Using pgloader to Migrate Data from MySQL to openGauss

Ju Peng2021-05-27Using pgloader to Migrate Data from MySQL to openGauss

Using pgloader to Migrate Data from MySQL to openGauss

Introduction to pgloader

pgloader is a data import tool that uses the COPY command to import data to PostgreSQL. pgloader works in two modes: importing data from files and migrating databases. In both modes, pgloader uses the COPY protocol of PostgreSQL to efficiently transfer data.

openGauss is compatible with PostgreSQL communication protocols and most syntaxes.
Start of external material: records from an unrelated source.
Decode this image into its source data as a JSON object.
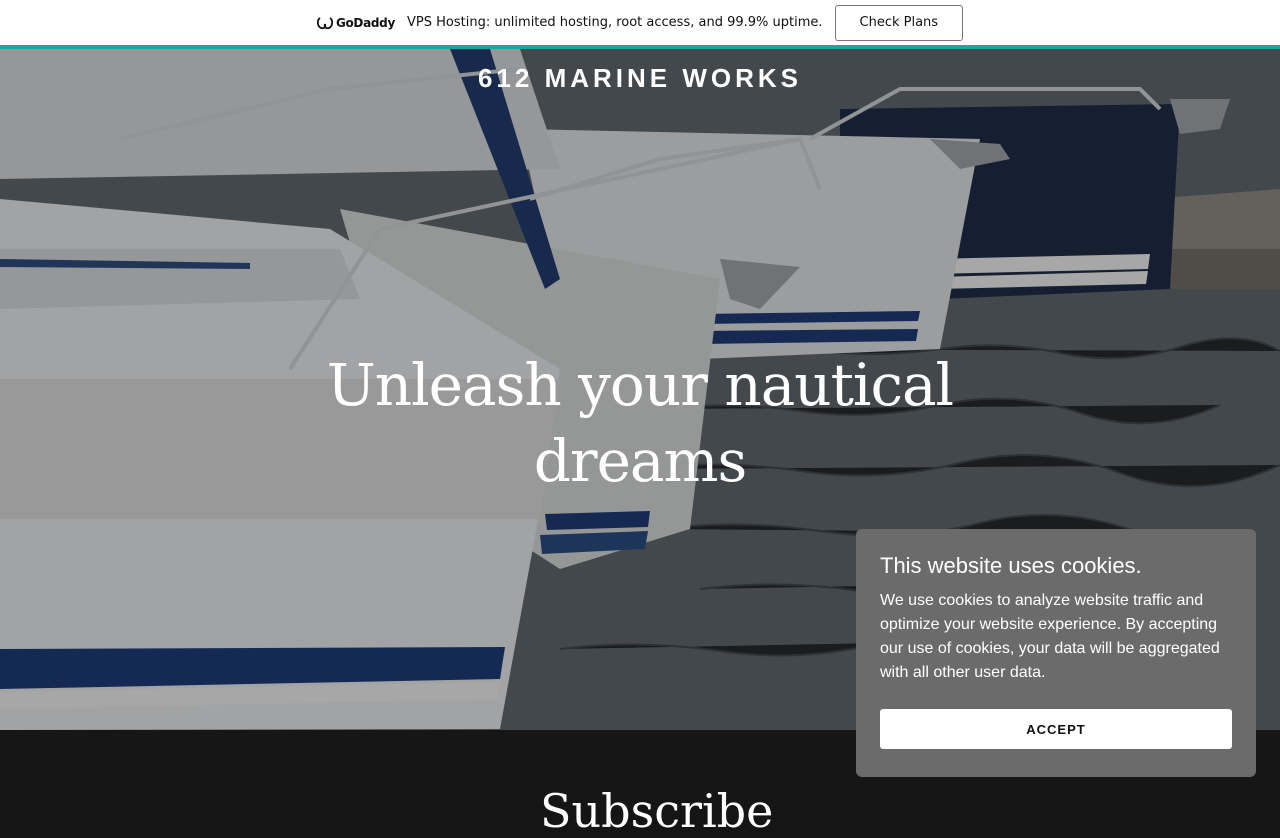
{
  "banner": {
    "logo_text": "GoDaddy",
    "promo_text": "VPS Hosting: unlimited hosting, root access, and 99.9% uptime.",
    "cta_label": "Check Plans",
    "accent_color": "#1ba5a5"
  },
  "hero": {
    "site_title": "612 MARINE WORKS",
    "headline": "Unleash your nautical dreams"
  },
  "next_section": {
    "heading": "Subscribe"
  },
  "cookie_dialog": {
    "title": "This website uses cookies.",
    "body": "We use cookies to analyze website traffic and optimize your website experience. By accepting our use of cookies, your data will be aggregated with all other user data.",
    "accept_label": "ACCEPT"
  }
}
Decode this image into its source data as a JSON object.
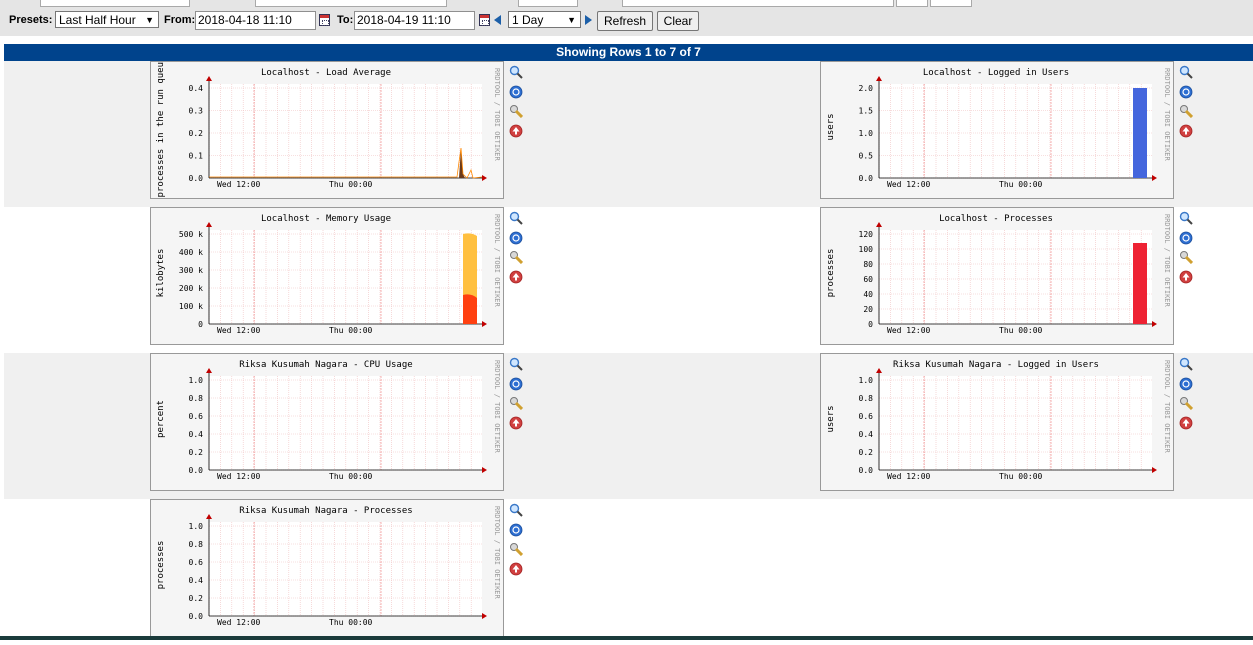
{
  "filters": {
    "presets_label": "Presets:",
    "preset_value": "Last Half Hour",
    "from_label": "From:",
    "from_value": "2018-04-18 11:10",
    "to_label": "To:",
    "to_value": "2018-04-19 11:10",
    "timespan_value": "1 Day",
    "refresh_label": "Refresh",
    "clear_label": "Clear"
  },
  "rows_banner": "Showing Rows 1 to 7 of 7",
  "graph_common": {
    "xticks": [
      "Wed 12:00",
      "Thu 00:00"
    ],
    "watermark": "RRDTOOL / TOBI OETIKER"
  },
  "colors": {
    "banner": "#00438c",
    "row_alt": "#f0f0f0",
    "grid_minor": "#f0c0c0",
    "axis_arrow": "#c00000",
    "series_users": "#4466dd",
    "series_processes": "#ee2233",
    "series_mem_total": "#ffc040",
    "series_mem_used": "#ff4010"
  },
  "graphs": [
    {
      "title": "Localhost - Load Average",
      "ylabel": "processes in the run queue",
      "yticks": [
        "0.4",
        "0.3",
        "0.2",
        "0.1",
        "0.0"
      ]
    },
    {
      "title": "Localhost - Logged in Users",
      "ylabel": "users",
      "yticks": [
        "2.0",
        "1.5",
        "1.0",
        "0.5",
        "0.0"
      ]
    },
    {
      "title": "Localhost - Memory Usage",
      "ylabel": "kilobytes",
      "yticks": [
        "500 k",
        "400 k",
        "300 k",
        "200 k",
        "100 k",
        "0"
      ]
    },
    {
      "title": "Localhost - Processes",
      "ylabel": "processes",
      "yticks": [
        "120",
        "100",
        "80",
        "60",
        "40",
        "20",
        "0"
      ]
    },
    {
      "title": "Riksa Kusumah Nagara - CPU Usage",
      "ylabel": "percent",
      "yticks": [
        "1.0",
        "0.8",
        "0.6",
        "0.4",
        "0.2",
        "0.0"
      ]
    },
    {
      "title": "Riksa Kusumah Nagara - Logged in Users",
      "ylabel": "users",
      "yticks": [
        "1.0",
        "0.8",
        "0.6",
        "0.4",
        "0.2",
        "0.0"
      ]
    },
    {
      "title": "Riksa Kusumah Nagara - Processes",
      "ylabel": "processes",
      "yticks": [
        "1.0",
        "0.8",
        "0.6",
        "0.4",
        "0.2",
        "0.0"
      ]
    }
  ],
  "graph_icons": [
    "zoom-icon",
    "info-icon",
    "edit-icon",
    "remove-icon"
  ]
}
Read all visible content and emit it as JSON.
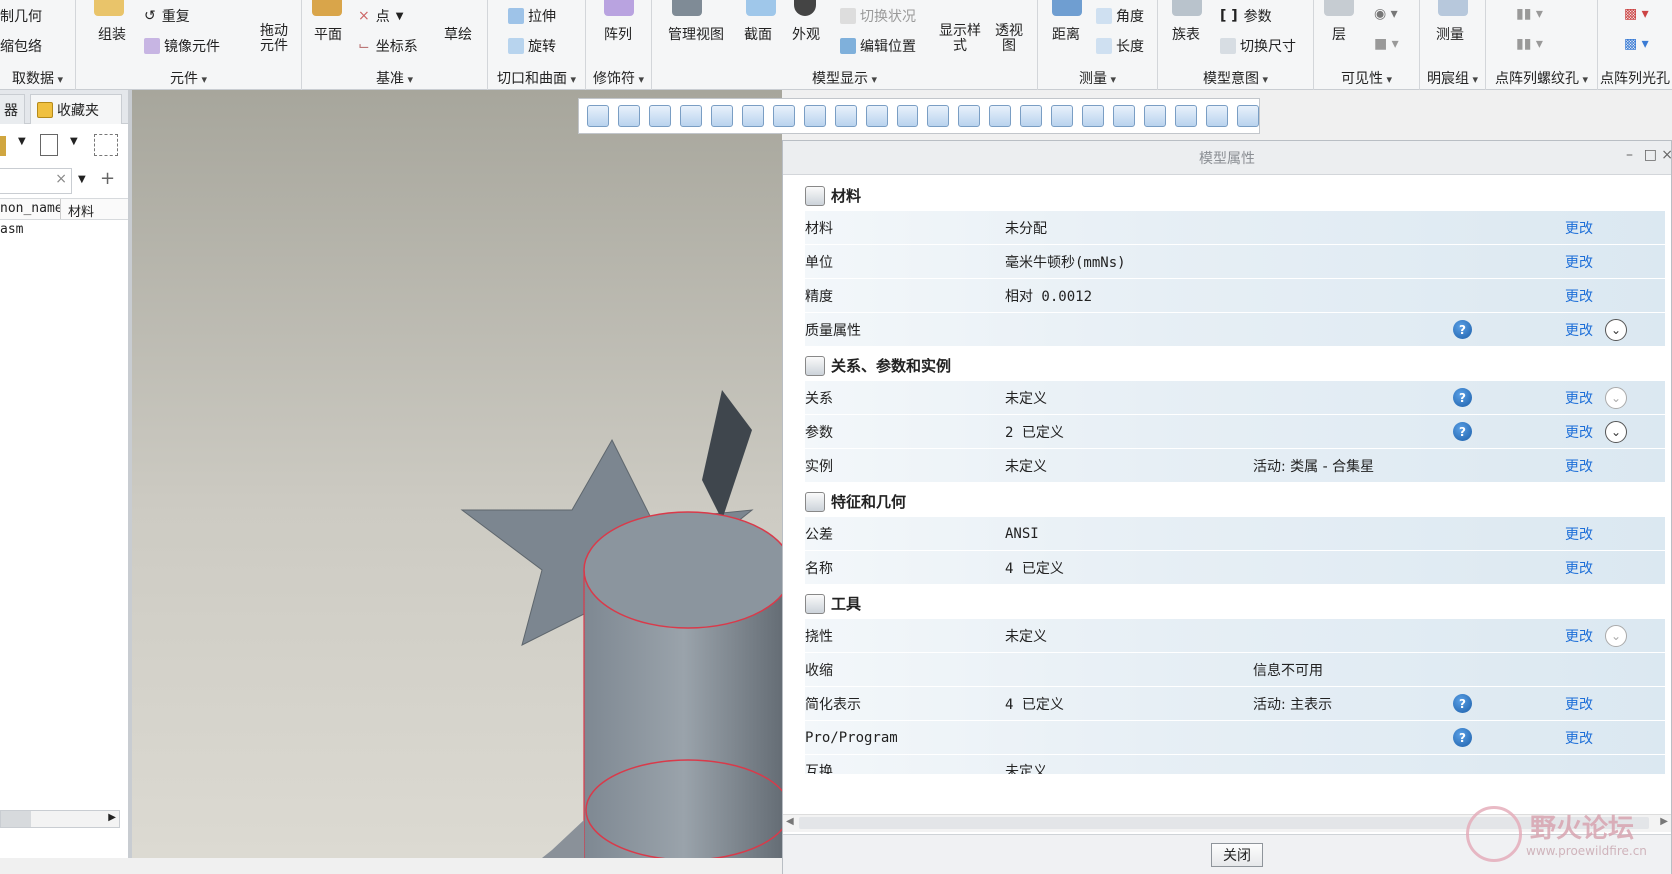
{
  "ribbon": {
    "groups": [
      {
        "label": "取数据",
        "items": [
          "制几何",
          "缩包络"
        ]
      },
      {
        "label": "元件",
        "items": [
          "组装",
          "重复",
          "镜像元件",
          "拖动元件"
        ]
      },
      {
        "label": "基准",
        "items": [
          "平面",
          "点",
          "坐标系",
          "草绘"
        ]
      },
      {
        "label": "切口和曲面",
        "items": [
          "拉伸",
          "旋转"
        ]
      },
      {
        "label": "修饰符",
        "items": [
          "阵列"
        ]
      },
      {
        "label": "模型显示",
        "items": [
          "管理视图",
          "截面",
          "外观",
          "切换状况",
          "编辑位置",
          "显示样式",
          "透视图"
        ]
      },
      {
        "label": "测量",
        "items": [
          "距离",
          "角度",
          "长度"
        ]
      },
      {
        "label": "模型意图",
        "items": [
          "族表",
          "参数",
          "切换尺寸"
        ]
      },
      {
        "label": "可见性",
        "items": [
          "层"
        ]
      },
      {
        "label": "明宸组",
        "items": [
          "测量"
        ]
      },
      {
        "label": "点阵列螺纹孔",
        "items": []
      },
      {
        "label": "点阵列光孔",
        "items": []
      }
    ]
  },
  "left_panel": {
    "tabs": [
      "器",
      "收藏夹"
    ],
    "columns": [
      "non_name",
      "材料"
    ],
    "rows": [
      "asm"
    ]
  },
  "dialog": {
    "title": "模型属性",
    "close_label": "关闭",
    "change_label": "更改",
    "sections": [
      {
        "title": "材料",
        "rows": [
          {
            "label": "材料",
            "value": "未分配",
            "extra": ""
          },
          {
            "label": "单位",
            "value": "毫米牛顿秒(mmNs)",
            "extra": ""
          },
          {
            "label": "精度",
            "value": "相对 0.0012",
            "extra": ""
          },
          {
            "label": "质量属性",
            "value": "",
            "extra": ""
          }
        ]
      },
      {
        "title": "关系、参数和实例",
        "rows": [
          {
            "label": "关系",
            "value": "未定义",
            "extra": ""
          },
          {
            "label": "参数",
            "value": "2 已定义",
            "extra": ""
          },
          {
            "label": "实例",
            "value": "未定义",
            "extra": "活动: 类属 - 合集星"
          }
        ]
      },
      {
        "title": "特征和几何",
        "rows": [
          {
            "label": "公差",
            "value": "ANSI",
            "extra": ""
          },
          {
            "label": "名称",
            "value": "4 已定义",
            "extra": ""
          }
        ]
      },
      {
        "title": "工具",
        "rows": [
          {
            "label": "挠性",
            "value": "未定义",
            "extra": ""
          },
          {
            "label": "收缩",
            "value": "",
            "extra": "信息不可用"
          },
          {
            "label": "简化表示",
            "value": "4 已定义",
            "extra": "活动: 主表示"
          },
          {
            "label": "Pro/Program",
            "value": "",
            "extra": ""
          },
          {
            "label": "互换",
            "value": "未定义",
            "extra": ""
          }
        ]
      }
    ]
  },
  "watermark": {
    "title": "野火论坛",
    "url": "www.proewildfire.cn"
  }
}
For this reason, you can use pgloader to migrate data from MySQL to openGauss.

pgloader Issues in openGauss

openGauss performs security hardening on native PostgreSQL communication protocols. As a result, it is incompatible with the default PostgreSQL communication protocols, and by default, the native PostgreSQL that uses pgloader cannot connect to openGauss. An error similar to the following is reported:

The solution is to modify the GUC parameter. The involved GUC parameter is password_encryption_type. By default, PostgreSQL uses MD5 encryption, which is insecure. To improve the security capabilities of openGauss, openGauss uses SHA256 encryption by default. Therefore, the preceding error is reported. openGauss does not delete MD5 encryption and its verification logic. As such, MD5 encryption can be enabled by setting the GUC parameter.

Method:

gs_guc reload -D $PGDATA -c "password_encryption_type = 1"

You must create a user after setting the preceding parameter. Then, you can log in to the database as the user.

Next, use pgloader to migrate data from MySQL to openGauss.

Installing pgloader

You can install pgloader directly from apt.postgresql.org or the official Debian repository at packages.debian.org/pgloader.

$ apt-get install pgloader

You can also directly use pgloader through Docker images.

$ docker pull dimitri/pgloader

$ docker run --rm --name pgloader dimitri/pgloader:latest pgloader --version

$ docker run --rm --name pgloader dimitri/pgloader:latest pgloader –help

Configuring pgloader

pgloader provides various configuration items for you to customize migration operations. For example, you can run the include drop command to delete all tables whose names appear in MySQL in the target database, so that the tool can be started automatically in a clean environment by running the same command for multiple consecutive times.

The following describes some common configuration items.

FROM: URL of the source database. The format is as follows:

  mysql://[user[:password]@][netloc][:port][/dbname][?option=value&...]

INTO: URL of the target database. The format is as follows:

  postgresql://[user[:password]@][netloc][:port][/dbname][?option=value&...]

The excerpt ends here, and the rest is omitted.